# *The Hottie Bachelor Thread*



## LadyGunSlinger (Jan 5, 2013)

WoooOOooohOOooo.. Officially starts this Monday night! Sean Lowe is smoking hotttt..


http://irvingblog.dallasnews.com/20...-ties-to-irving-to-star-in-the-bachelor.html/


----------



## LadyGunSlinger (Jan 5, 2013)

I'm a total Bachelorette/Bachelor addict.. I admit it.. I even watch The Bachelor Pad!


----------



## April (Jan 5, 2013)

Dude is Delicious...I have a thing for blonds with blue eyes...he's just...mmmmm..
I hope you don't mind, but Ijust have to go a bit off topic and tell you who my next baby daddy is...
Paul Walker...just...OMG






I accidentally pushed enter after placing the above pic...I wanted to get a head shot so you could see his blue eyes...his smile...his body...ok, lol...it's gettin' hot in here!


----------



## waltky (Jan 6, 2013)

Uncle Ferd says he's a hottie bachelor.


----------



## LadyGunSlinger (Jan 6, 2013)

AngelsNDemons said:


> Dude is Delicious...I have a thing for blonds with blue eyes...he's just...mmmmm..
> I hope you don't mind, but Ijust have to go a bit off topic and tell you who my next baby daddy is...
> Paul Walker...just...OMG
> 
> ...



OMG Hotttttttttttttttttt meter off the charts!!


----------



## LadyGunSlinger (Jan 6, 2013)

waltky said:


> Uncle Ferd says he's a hottie bachelor.
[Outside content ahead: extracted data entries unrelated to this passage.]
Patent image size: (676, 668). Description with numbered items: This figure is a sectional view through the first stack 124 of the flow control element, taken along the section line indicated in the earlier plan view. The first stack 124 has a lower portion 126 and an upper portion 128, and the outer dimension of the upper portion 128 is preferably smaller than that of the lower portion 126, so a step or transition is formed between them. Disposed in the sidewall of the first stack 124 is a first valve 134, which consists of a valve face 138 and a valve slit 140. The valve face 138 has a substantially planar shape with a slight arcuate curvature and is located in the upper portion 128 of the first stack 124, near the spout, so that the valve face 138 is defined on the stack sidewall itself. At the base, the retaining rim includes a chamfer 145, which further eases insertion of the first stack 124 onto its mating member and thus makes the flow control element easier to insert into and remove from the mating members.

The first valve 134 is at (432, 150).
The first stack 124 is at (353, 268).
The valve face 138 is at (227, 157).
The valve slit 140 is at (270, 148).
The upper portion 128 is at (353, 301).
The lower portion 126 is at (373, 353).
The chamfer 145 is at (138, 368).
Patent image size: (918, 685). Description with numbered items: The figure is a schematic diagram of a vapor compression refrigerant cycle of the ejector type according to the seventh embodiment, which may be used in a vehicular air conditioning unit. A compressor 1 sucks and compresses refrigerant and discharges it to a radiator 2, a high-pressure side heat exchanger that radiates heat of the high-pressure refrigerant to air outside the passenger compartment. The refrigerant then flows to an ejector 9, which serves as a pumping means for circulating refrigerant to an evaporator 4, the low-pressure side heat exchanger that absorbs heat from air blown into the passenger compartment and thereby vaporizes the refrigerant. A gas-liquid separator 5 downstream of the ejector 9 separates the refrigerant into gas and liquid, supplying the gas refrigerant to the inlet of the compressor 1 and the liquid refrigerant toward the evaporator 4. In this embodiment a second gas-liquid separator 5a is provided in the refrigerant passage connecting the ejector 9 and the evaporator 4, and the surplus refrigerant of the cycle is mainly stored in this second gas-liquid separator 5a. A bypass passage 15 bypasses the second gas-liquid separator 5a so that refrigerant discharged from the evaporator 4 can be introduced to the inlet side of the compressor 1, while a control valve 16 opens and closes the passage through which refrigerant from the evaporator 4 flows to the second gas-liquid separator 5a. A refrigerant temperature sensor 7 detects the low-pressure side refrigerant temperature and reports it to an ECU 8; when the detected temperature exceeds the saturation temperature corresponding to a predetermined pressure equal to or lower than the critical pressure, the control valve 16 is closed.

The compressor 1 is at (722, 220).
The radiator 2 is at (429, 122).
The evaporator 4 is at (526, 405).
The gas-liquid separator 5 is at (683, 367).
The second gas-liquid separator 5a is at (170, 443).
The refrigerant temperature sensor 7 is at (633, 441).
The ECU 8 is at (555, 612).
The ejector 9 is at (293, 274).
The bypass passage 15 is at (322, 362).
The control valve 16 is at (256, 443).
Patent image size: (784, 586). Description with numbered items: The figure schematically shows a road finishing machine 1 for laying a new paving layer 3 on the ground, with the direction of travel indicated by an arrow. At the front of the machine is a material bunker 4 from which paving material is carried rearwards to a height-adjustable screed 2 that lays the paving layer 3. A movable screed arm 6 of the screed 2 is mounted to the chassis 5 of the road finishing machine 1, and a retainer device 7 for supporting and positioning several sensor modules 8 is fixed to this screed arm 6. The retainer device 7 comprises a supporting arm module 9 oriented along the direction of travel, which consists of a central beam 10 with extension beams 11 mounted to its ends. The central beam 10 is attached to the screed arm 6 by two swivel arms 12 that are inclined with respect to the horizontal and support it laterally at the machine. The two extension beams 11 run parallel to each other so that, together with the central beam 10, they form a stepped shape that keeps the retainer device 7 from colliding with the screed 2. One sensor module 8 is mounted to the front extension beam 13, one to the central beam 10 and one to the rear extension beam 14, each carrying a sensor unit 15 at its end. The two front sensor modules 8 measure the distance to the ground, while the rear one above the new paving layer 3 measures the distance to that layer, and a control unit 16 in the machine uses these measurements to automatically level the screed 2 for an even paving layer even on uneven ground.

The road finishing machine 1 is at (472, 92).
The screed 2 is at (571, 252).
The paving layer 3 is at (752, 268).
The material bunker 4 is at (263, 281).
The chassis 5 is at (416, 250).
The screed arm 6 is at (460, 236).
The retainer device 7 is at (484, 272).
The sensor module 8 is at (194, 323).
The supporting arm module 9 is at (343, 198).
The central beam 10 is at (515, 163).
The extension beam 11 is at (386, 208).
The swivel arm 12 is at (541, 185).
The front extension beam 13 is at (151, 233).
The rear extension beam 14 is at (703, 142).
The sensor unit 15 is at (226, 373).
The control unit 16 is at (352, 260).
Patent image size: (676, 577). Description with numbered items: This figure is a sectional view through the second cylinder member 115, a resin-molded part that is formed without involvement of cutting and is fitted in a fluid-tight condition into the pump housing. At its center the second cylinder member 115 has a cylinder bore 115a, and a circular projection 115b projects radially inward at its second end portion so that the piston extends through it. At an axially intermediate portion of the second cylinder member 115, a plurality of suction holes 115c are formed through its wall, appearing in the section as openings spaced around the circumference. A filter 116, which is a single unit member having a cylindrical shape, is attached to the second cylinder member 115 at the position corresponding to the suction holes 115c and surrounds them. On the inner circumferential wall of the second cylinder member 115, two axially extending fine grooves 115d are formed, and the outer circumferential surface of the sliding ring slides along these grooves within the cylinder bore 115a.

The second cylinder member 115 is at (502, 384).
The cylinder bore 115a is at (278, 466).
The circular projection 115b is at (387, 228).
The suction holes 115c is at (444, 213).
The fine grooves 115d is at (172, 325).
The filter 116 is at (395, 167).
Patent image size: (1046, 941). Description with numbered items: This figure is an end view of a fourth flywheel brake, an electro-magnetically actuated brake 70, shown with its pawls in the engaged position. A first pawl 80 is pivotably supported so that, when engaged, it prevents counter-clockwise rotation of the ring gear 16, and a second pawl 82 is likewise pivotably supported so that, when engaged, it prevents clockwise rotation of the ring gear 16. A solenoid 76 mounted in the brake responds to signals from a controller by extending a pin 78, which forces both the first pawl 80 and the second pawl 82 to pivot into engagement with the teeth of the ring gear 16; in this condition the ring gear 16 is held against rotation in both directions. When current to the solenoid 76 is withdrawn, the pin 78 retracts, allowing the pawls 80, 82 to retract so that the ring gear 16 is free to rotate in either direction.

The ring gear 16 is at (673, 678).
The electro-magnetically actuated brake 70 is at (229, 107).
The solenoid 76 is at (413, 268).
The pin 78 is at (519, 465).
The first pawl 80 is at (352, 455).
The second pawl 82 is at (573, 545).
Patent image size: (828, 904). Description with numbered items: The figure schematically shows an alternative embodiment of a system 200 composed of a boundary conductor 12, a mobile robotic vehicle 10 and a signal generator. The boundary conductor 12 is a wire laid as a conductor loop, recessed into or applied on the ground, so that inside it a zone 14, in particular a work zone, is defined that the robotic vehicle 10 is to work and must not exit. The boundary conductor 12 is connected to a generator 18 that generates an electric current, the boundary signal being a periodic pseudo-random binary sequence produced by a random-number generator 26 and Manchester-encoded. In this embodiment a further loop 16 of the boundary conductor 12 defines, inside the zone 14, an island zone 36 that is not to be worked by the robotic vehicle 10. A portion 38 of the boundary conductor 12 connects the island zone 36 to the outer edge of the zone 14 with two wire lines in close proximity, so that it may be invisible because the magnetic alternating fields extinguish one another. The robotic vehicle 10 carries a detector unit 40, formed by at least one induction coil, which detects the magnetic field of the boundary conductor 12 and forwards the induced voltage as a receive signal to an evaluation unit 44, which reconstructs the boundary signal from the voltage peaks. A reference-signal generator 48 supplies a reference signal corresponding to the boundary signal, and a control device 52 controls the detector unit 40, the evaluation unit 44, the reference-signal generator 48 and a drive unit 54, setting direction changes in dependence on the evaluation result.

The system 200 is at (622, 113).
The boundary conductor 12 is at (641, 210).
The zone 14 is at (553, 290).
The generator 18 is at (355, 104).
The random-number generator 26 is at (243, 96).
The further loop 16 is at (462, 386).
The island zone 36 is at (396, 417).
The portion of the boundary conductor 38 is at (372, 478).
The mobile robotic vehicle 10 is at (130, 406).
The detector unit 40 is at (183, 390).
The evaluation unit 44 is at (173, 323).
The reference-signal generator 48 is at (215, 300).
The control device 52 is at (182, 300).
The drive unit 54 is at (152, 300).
LOL!! Well you're in the right place then!


----------



## Billo_Really (Jan 6, 2013)

Fuck this shit!

Who's looking forward to the upcoming *Snookie and Jwoww *2nd season premier?


----------



## Harry Dresden (Jan 6, 2013)

i would rather watch something that requires you think......


----------



## Scorpion (Jan 6, 2013)

I'm waiting for Justified Tuesday night with US Marshal Raylan Givens.


----------



## Harry Dresden (Jan 6, 2013)

Scorpion said:


> I'm waiting for Justified Tuesday night with US Marshal Raylan Givens.
> View attachment 23640



you and me both.....


----------



## Zoom (Jan 6, 2013)

loinboy said:


> Fuck this shit!
> 
> Who's looking forward to the upcoming *Snookie and Jwoww *2nd season premier?



The fact that they have a season two proves there is no god.


----------



## Scorpion (Jan 6, 2013)

Zoom said:


> loinboy said:
> 
> 
> > Fuck this shit!
> ...




Never witnessed, never will.


----------



## LadyGunSlinger (Jan 8, 2013)

So the 50 Shades of Grey chick was HILARIOUS!! I think Sean should have kept her just to make the show interesting! LMAO He kinda wussed out on being tied up.. I would have liked to have seen that. Casey B was my pick on the season with Ben but he chose that DIPSh*t Courtney.. I don't really have any favorites right now.. We'll see.


----------



## sarahgop (Jan 11, 2013)

Hot!!


----------



## LadyGunSlinger (Jan 18, 2013)

This season is sooo damn boring..  Sean is too lame for me. I need a hott guy who is dynamic, DOMINANT, and on fire with passion.. Sean is a pansyass.


----------